A Straightforward Gradient-Based Approach for High-Tc Superconductor Design: Leveraging Domain Knowledge via Adaptive Constraints
Akihiro Fujii, Anh Khoa Augustin Lu, Koji Shimizu, Satoshi Watanabe
TL;DR
The paper presents KIAGO, a gradient-based, knowledge-integrated framework for designing high-$T_c$ superconductors by directly optimising normalized compositions with two predictors for $T_c$ and formation energy. It eschews training of deep generative models, instead leveraging domain knowledge via masks and a flexible integer-loss to enforce physical constraints, with initialization from promising materials to avoid poor local minima. KIAGO demonstrates superior efficiency and adaptability over elemental substitution and diffusion-based baselines, including the ability to propose novel hydride superconductors beyond the training set. The approach offers a robust, scalable pathway for rapid, constraint-aware materials design in superconductivity and potentially beyond.
Abstract
Materials design aims to discover novel compounds with desired properties. However, prevailing strategies face critical trade-offs. Conventional element-substitution approaches readily and adaptively incorporate various domain knowledge but remain confined to a narrow search space.

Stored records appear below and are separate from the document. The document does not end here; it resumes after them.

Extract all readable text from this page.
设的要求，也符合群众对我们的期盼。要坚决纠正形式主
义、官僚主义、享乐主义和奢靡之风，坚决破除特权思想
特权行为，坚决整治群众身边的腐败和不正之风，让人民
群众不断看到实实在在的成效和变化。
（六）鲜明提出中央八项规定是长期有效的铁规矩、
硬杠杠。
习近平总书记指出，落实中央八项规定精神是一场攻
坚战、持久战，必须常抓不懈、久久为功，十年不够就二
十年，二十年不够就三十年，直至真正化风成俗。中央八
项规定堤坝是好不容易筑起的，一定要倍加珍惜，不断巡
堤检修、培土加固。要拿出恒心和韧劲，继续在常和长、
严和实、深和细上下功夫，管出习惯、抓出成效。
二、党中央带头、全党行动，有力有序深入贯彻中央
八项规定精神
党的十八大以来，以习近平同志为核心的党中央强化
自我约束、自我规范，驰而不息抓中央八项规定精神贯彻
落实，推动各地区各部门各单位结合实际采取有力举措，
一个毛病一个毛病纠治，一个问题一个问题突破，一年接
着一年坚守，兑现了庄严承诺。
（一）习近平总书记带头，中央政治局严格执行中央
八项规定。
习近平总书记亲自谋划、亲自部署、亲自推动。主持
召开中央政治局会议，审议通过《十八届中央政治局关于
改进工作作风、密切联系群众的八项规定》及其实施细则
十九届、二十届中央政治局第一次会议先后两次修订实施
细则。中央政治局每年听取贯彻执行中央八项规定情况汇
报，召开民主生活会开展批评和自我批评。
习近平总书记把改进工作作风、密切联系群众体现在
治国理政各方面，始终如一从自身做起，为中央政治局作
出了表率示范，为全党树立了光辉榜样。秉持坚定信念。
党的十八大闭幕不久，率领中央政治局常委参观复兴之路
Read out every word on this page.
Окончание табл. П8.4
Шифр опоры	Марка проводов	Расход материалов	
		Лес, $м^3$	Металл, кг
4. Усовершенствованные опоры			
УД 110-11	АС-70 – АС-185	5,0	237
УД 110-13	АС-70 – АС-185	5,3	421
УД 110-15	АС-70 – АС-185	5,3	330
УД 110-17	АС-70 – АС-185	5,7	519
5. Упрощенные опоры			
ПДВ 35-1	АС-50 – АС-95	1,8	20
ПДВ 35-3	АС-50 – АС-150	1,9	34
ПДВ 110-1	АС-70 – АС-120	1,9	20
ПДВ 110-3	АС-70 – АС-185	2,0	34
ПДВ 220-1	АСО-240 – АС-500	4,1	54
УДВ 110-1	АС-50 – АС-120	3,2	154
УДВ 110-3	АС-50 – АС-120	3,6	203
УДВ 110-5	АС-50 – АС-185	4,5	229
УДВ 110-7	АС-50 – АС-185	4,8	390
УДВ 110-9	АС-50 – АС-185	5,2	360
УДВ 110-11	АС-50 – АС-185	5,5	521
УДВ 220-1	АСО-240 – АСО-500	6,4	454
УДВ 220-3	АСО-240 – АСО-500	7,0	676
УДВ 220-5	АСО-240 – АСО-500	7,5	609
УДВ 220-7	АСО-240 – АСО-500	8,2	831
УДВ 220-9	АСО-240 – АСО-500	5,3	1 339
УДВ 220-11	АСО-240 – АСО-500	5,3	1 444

In contrast, deep generative models efficiently explore vast compositional landscapes, yet they struggle to flexibly integrate domain knowledge. To address these trade-offs, we propose a gradient-based material design framework that combines these strengths, offering both efficiency and adaptability. In our method, chemical compositions are optimised to achieve target properties by using property prediction models and their gradients. In order to seamlessly enforce diverse constraints, including those reflecting domain insights such as oxidation states, discretised compositional ratios, types of elements, and their abundance, we apply masks and employ a special loss function, namely the integer loss. Furthermore, we initialise the optimisation using promising candidates from existing dataset, effectively guiding the search away from unfavourable regions and thus helping to avoid poor solutions. Our approach demonstrates a more efficient exploration of superconductor candidates, uncovering candidate materials with higher critical temperature than conventional element-substitution and generative models. Importantly, it could propose new compositions beyond those found in existing databases, including new hydride superconductors absent from the training dataset but which share compositional similarities with materials found in literature. This synergy of domain knowledge and machine-learning-based scalability provides a robust foundation for rapid, adaptive, and comprehensive materials design for superconductors and beyond.